Увы и ах, он тут же все позабыл, и план этот ему оказался не нужен.
Ночная медсестра появилась без стука в семь часов, снова с чаем и двумя кусочками хлеба.
— Больше вам ничего есть нельзя,— объявила она.
Вот стерва! Белаква чуть не послал ее куда подальше.
— Ну что, слабительное уже заговорило? — осведомилась она.
Больной оценивающим взглядом окинул медсестру, пока она мерила его температуру и пульс. Плотненькая, аккуратненькая, вкусненькая.
— Оно начало мне что-то нашептывать,— сообщил Белаква.
Когда медсестра уходила, Белаква глядел ей вслед и думал: какая брюнеточка, безупречных форм, чистенькая, аккуратненькая, свеженькая, а ведь моталась по палатам всю ночь, бегала к каким-нибудь там мерзким старухам, которые просили, кто книгу подать, видите ли, сама не может достать, кто пятку почесать, а кому шум с улицы, понимаете ли, мешает... Тьфу ты, а какая, собственно, разница?
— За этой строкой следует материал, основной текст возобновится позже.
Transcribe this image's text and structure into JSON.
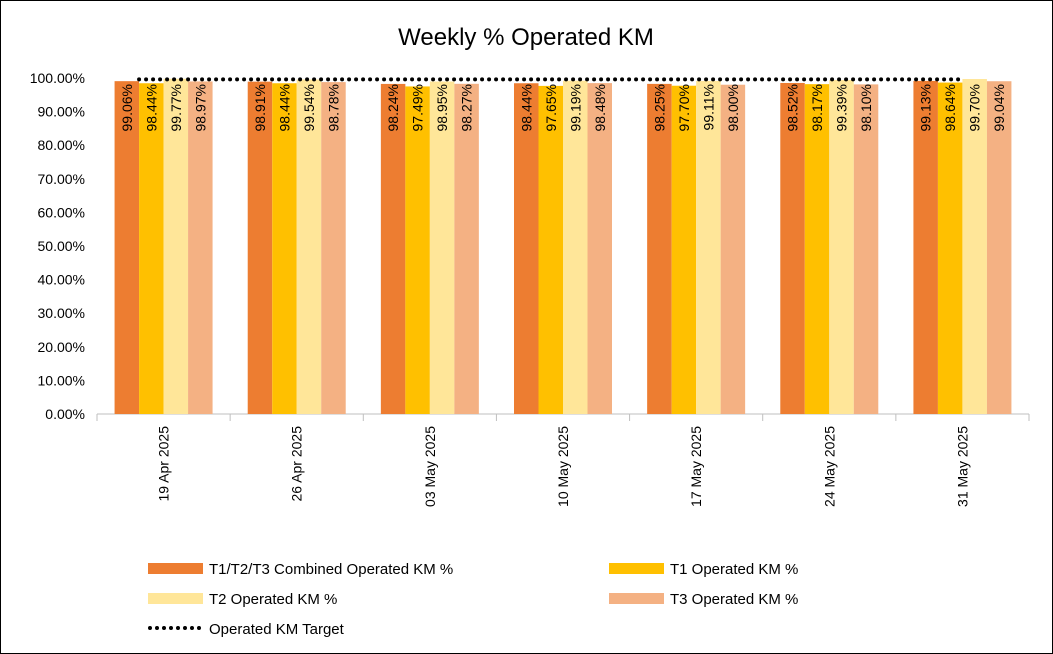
{
  "chart_data": {
    "type": "bar",
    "title": "Weekly % Operated KM",
    "xlabel": "",
    "ylabel": "",
    "ylim": [
      0,
      100
    ],
    "yticks": [
      "0.00%",
      "10.00%",
      "20.00%",
      "30.00%",
      "40.00%",
      "50.00%",
      "60.00%",
      "70.00%",
      "80.00%",
      "90.00%",
      "100.00%"
    ],
    "categories": [
      "19 Apr 2025",
      "26 Apr 2025",
      "03 May 2025",
      "10 May 2025",
      "17 May 2025",
      "24 May 2025",
      "31 May 2025"
    ],
    "series": [
      {
        "name": "T1/T2/T3 Combined Operated KM %",
        "color": "#ED7D31",
        "values": [
          99.06,
          98.91,
          98.24,
          98.44,
          98.25,
          98.52,
          99.13
        ],
        "labels": [
          "99.06%",
          "98.91%",
          "98.24%",
          "98.44%",
          "98.25%",
          "98.52%",
          "99.13%"
        ]
      },
      {
        "name": "T1 Operated KM %",
        "color": "#FFC000",
        "values": [
          98.44,
          98.44,
          97.49,
          97.65,
          97.7,
          98.17,
          98.64
        ],
        "labels": [
          "98.44%",
          "98.44%",
          "97.49%",
          "97.65%",
          "97.70%",
          "98.17%",
          "98.64%"
        ]
      },
      {
        "name": "T2 Operated KM %",
        "color": "#FFE699",
        "values": [
          99.77,
          99.54,
          98.95,
          99.19,
          99.11,
          99.39,
          99.7
        ],
        "labels": [
          "99.77%",
          "99.54%",
          "98.95%",
          "99.19%",
          "99.11%",
          "99.39%",
          "99.70%"
        ]
      },
      {
        "name": "T3 Operated KM %",
        "color": "#F4B183",
        "values": [
          98.97,
          98.78,
          98.27,
          98.48,
          98.0,
          98.1,
          99.04
        ],
        "labels": [
          "98.97%",
          "98.78%",
          "98.27%",
          "98.48%",
          "98.00%",
          "98.10%",
          "99.04%"
        ]
      }
    ],
    "target": {
      "name": "Operated KM Target",
      "value": 99.0,
      "style": "dotted",
      "color": "#000000"
    },
    "legend_position": "bottom",
    "grid": false
  }
}
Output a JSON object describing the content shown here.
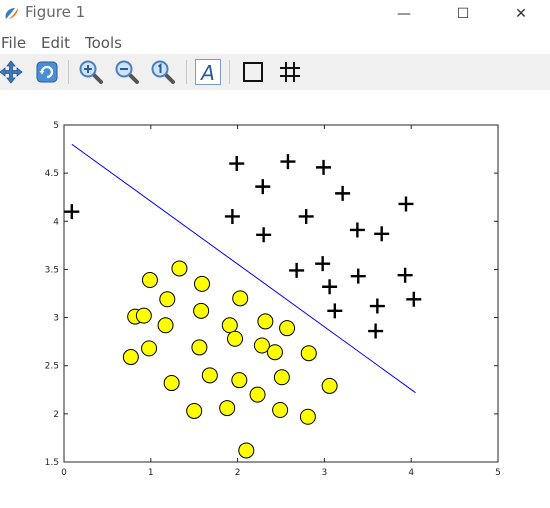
{
  "window": {
    "title": "Figure 1",
    "minimize_glyph": "—",
    "maximize_glyph": "☐",
    "close_glyph": "✕"
  },
  "menu": [
    "File",
    "Edit",
    "Tools"
  ],
  "toolbar": {
    "buttons": [
      "pan-icon",
      "rotate-icon",
      "zoom-in-icon",
      "zoom-out-icon",
      "zoom-reset-icon",
      "insert-text-icon",
      "insert-box-icon",
      "toggle-grid-icon"
    ],
    "text_tool_label": "A"
  },
  "chart_data": {
    "type": "scatter",
    "title": "",
    "xlabel": "",
    "ylabel": "",
    "xlim": [
      0,
      5
    ],
    "ylim": [
      1.5,
      5
    ],
    "xticks": [
      "0",
      "1",
      "2",
      "3",
      "4",
      "5"
    ],
    "yticks": [
      "1.5",
      "2",
      "2.5",
      "3",
      "3.5",
      "4",
      "4.5",
      "5"
    ],
    "grid": false,
    "series": [
      {
        "marker": "plus",
        "color": "#000000",
        "points": [
          [
            0.09,
            4.1
          ],
          [
            1.99,
            4.6
          ],
          [
            2.58,
            4.62
          ],
          [
            2.99,
            4.56
          ],
          [
            2.29,
            4.36
          ],
          [
            3.21,
            4.29
          ],
          [
            3.94,
            4.18
          ],
          [
            1.94,
            4.05
          ],
          [
            2.79,
            4.05
          ],
          [
            3.38,
            3.91
          ],
          [
            2.3,
            3.86
          ],
          [
            3.66,
            3.87
          ],
          [
            2.68,
            3.49
          ],
          [
            2.98,
            3.56
          ],
          [
            3.39,
            3.43
          ],
          [
            3.93,
            3.44
          ],
          [
            3.06,
            3.32
          ],
          [
            4.03,
            3.19
          ],
          [
            3.61,
            3.12
          ],
          [
            3.12,
            3.07
          ],
          [
            3.59,
            2.86
          ]
        ]
      },
      {
        "marker": "circle",
        "color": "#ffff00",
        "edge": "#000000",
        "points": [
          [
            1.33,
            3.51
          ],
          [
            0.99,
            3.39
          ],
          [
            1.59,
            3.35
          ],
          [
            1.19,
            3.19
          ],
          [
            2.03,
            3.2
          ],
          [
            1.58,
            3.07
          ],
          [
            0.82,
            3.01
          ],
          [
            0.92,
            3.02
          ],
          [
            2.32,
            2.96
          ],
          [
            1.17,
            2.92
          ],
          [
            1.91,
            2.92
          ],
          [
            2.57,
            2.89
          ],
          [
            1.97,
            2.78
          ],
          [
            0.98,
            2.68
          ],
          [
            1.56,
            2.69
          ],
          [
            2.28,
            2.71
          ],
          [
            2.43,
            2.64
          ],
          [
            2.82,
            2.63
          ],
          [
            0.77,
            2.59
          ],
          [
            1.68,
            2.4
          ],
          [
            2.02,
            2.35
          ],
          [
            2.51,
            2.38
          ],
          [
            1.24,
            2.32
          ],
          [
            3.06,
            2.29
          ],
          [
            2.23,
            2.2
          ],
          [
            1.88,
            2.06
          ],
          [
            2.49,
            2.04
          ],
          [
            1.5,
            2.03
          ],
          [
            2.81,
            1.97
          ],
          [
            2.1,
            1.62
          ]
        ]
      },
      {
        "marker": "line",
        "color": "#0000ff",
        "points": [
          [
            0.09,
            4.8
          ],
          [
            4.05,
            2.22
          ]
        ]
      }
    ]
  }
}
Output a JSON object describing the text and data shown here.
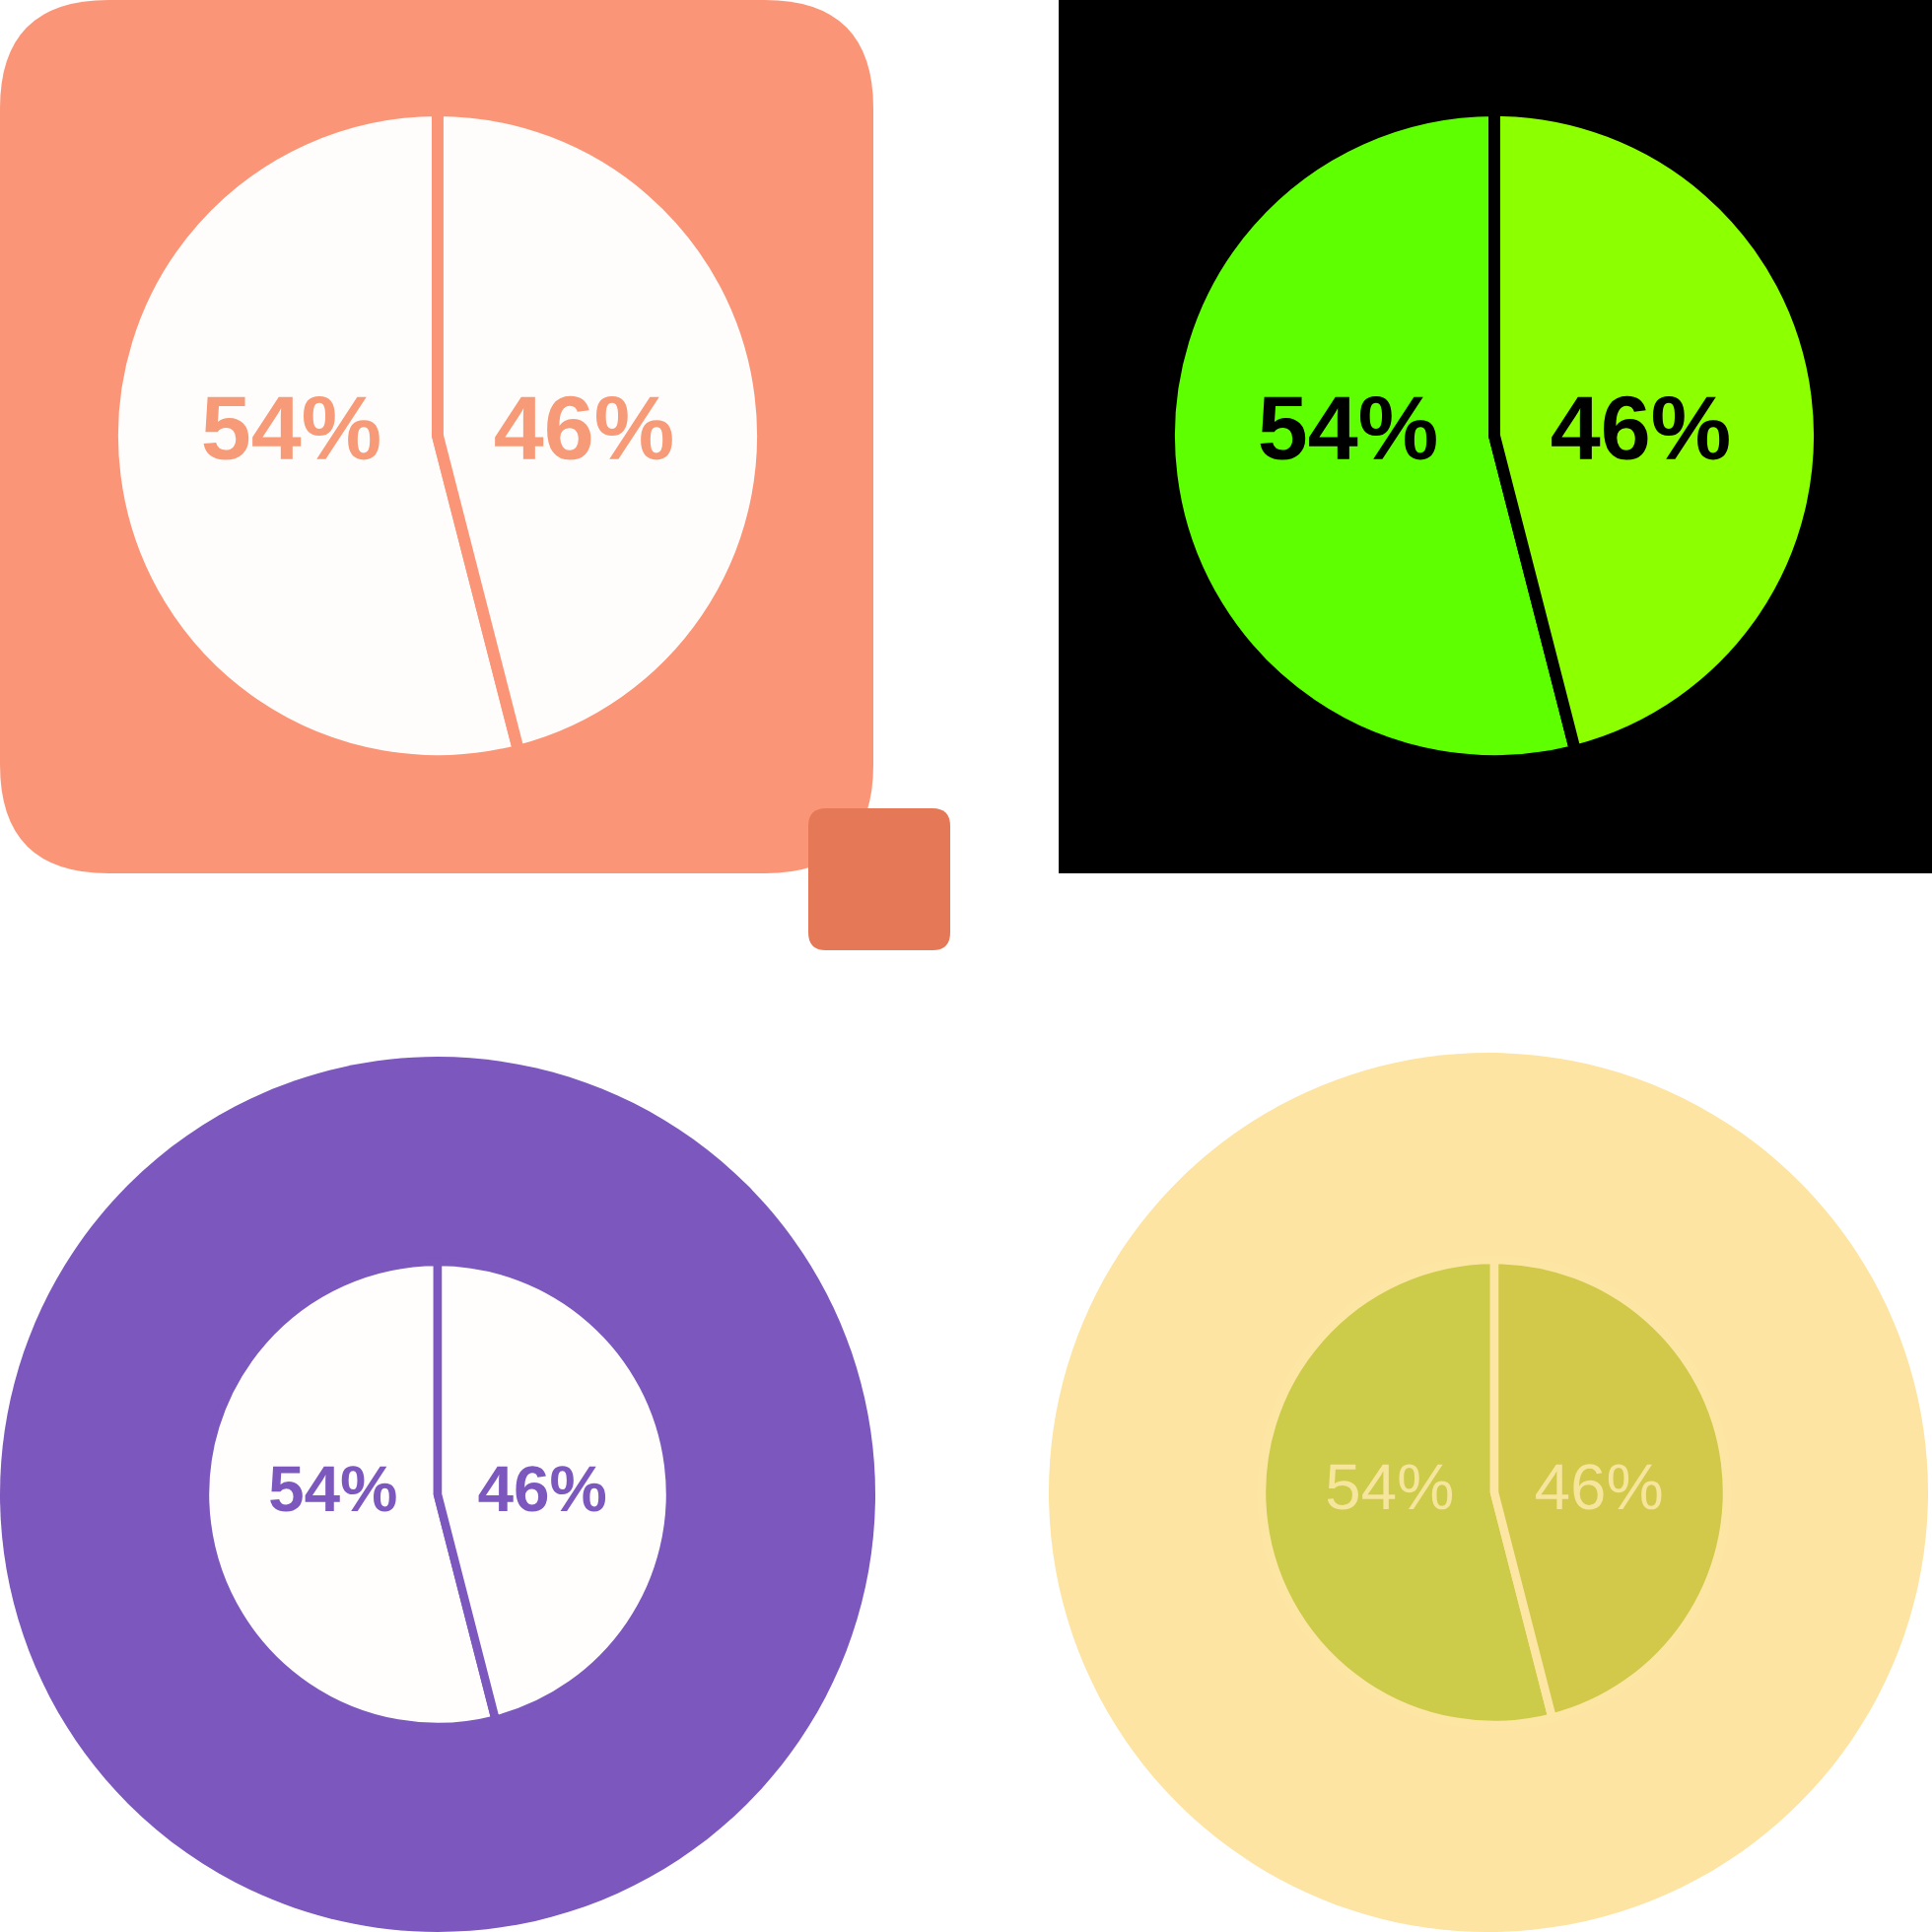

А восток уже совсем посветлел, на небе полосы облаков, как вспухшие рубцы от ударов плетью, день, как ему и положено, вступает в свои права...
Медсестра вернулась, чтобы забрать поднос. Так, это она уже, значит, третий раз приходит, если он, конечно, не сбился в счете. Скоро ее сменят, она отправится домой, съест свой ужин, нет, это уже будет завтрак, и наверное, ляжет в кровать, холодную, и она не сможет заснуть, уже слишком светло, слишком шумно; похоже, она никак не может привыкнуть к этим ночным сменам, ну просто никак, она худеет, щеки вваливаются, вечные проблемы с женихом... Что за жизнь! Не только ему, Белакве, плохо...
— Ну, пока,— подхватив поднос, попрощалась медсестра.
Ну что на такое ответишь? Белаква лихорадочно соображал, что бы такое сказать в ответ, что-нибудь такое, что было бы и ей приятно и одновременно выставило бы его в выгодном для него свете. Сказать Au plaisir?[256] Это было бы как раз то, что нужно, жаль только вот, что по-французски. Наконец Белаква неуверенно и вяло промямлил: "Надеюсь, скоро увидимся", но, может быть, она его и не услышала, так как к этому моменту уже была в дверях. Наверное, лучше вообще было бы ничего не говорить.
Пока он ругал себя, обзывая дураком за растрачивание ценной жизненной энергии на какую-то чепуху, дверь снова распахнулась, на этот раз с шумом, и в палату ворвалась дневная медсестра, топая ногами и хрустя накрахмаленными до состояния фольговой жесткости халатом и передником. Она сообщила Белакве, что зовут ее Миранда и что теперь он будет находиться под ее присмотром. Из дальнейшей краткой беседы Белаква выяснил, что она пресвитерианка из Абердина. Из Абердина, это ж надо! И красивой ее никак не назовешь...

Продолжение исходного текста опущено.